Water Chiller: Comes in water-cooled and air-cooled versions. The water-cooled chiller is an industrial cooling equipment equipped with a reciprocating refrigeration circuit, using water as the condensing medium and as the refrigerant carrier. It is commonly referred to as a water-cooled ice water chiller or water-cooled freezing water chiller. It features a scroll compressor and shell-and-tube condenser, offering high energy efficiency, low cost, and significant cooling capacity. Air-cooled Chiller: Equipped with a reciprocating refrigeration circuit, this chiller uses air as the condensing medium and water as the refrigerant carrier. It is typically called an air-cooled ice water chiller or air-cooled freezing water chiller. It employs a scroll compressor and finned condenser, providing compact size, easy mobility, and the ability to be installed and used without a cooling water tower.
Chiller specifications:
Compressors: Equipped with high-quality scroll compressors from USA GEA or Danish Danfoss, ensuring safety, quiet operation, energy-saving, and durability.
Condenser: Utilizes top-blowing cooling system, double-sided air intake, excellent condensation effect
Evaporator: Equipped with a high-efficiency, reinforced copper tube design in coil form (shell-and-tube option available), capable of rapidly evaporating the refrigerant to produce low-temperature chilled water.
Ice Water Pump: High flow ice water pump, operates smoothly, leak-free, low noise
Control System: Utilizes electrical components from Schneider and other brands, along with brand-name microcomputer control systems, capable of remote control and alarm information output.
Innovative Design: Fresh and innovative appearance, sturdy structure, stable center of gravity, leak-proof, ensuring a dry factory floor.
Thermal Control Feature: Temperature can be maintained within ±1°C; explosion-proof device incorporated
Chiller operating principle:
The operation of the cold water machine system is through three interconnected systems: the refrigerant circulation system, the water circulation system, and the electrical automatic control system.
The refrigerant (i.e., the refrigerating medium) absorbs the heat from the cooled object and vaporizes into steam within the evaporator.
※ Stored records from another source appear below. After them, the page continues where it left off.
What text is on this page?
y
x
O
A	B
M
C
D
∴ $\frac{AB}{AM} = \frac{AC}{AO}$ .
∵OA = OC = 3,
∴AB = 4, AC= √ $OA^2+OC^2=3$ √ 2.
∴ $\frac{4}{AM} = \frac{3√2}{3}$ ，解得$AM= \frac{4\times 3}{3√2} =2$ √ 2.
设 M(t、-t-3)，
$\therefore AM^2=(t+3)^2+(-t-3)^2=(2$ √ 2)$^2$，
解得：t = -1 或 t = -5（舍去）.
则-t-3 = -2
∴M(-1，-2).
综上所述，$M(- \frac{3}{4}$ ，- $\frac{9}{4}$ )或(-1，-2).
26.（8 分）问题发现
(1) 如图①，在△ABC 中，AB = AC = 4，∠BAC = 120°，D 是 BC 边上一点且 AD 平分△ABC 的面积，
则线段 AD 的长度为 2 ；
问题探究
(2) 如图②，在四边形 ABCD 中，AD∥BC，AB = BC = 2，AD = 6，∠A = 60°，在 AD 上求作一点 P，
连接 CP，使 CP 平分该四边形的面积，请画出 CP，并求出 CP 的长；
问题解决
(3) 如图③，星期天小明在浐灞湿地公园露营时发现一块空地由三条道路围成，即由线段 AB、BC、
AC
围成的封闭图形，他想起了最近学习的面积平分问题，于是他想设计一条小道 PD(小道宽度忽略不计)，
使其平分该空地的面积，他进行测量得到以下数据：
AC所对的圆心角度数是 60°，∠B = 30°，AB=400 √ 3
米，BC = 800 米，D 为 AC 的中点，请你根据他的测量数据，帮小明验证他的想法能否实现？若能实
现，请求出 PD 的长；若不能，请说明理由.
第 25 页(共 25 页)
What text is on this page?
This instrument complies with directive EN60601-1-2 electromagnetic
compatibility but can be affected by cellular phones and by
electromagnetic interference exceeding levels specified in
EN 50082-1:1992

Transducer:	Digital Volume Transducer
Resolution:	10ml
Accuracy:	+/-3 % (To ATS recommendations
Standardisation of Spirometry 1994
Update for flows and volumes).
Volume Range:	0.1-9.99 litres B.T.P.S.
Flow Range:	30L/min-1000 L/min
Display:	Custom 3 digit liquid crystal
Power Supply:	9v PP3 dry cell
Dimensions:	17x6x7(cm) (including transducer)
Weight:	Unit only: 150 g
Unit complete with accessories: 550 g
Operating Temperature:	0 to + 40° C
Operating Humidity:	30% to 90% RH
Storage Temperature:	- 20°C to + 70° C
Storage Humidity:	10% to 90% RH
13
The compressor continuously extracts the generated steam from the evaporator, compresses it, and the high-pressure, high-temperature steam is then sent to the condenser where it releases heat to the cooling medium (such as water or air) and condenses into a high-pressure liquid. After passing through a throttling device to reduce pressure, it enters the evaporator again, vaporizes once more, absorbs the heat from the cooled object, and the cycle repeats.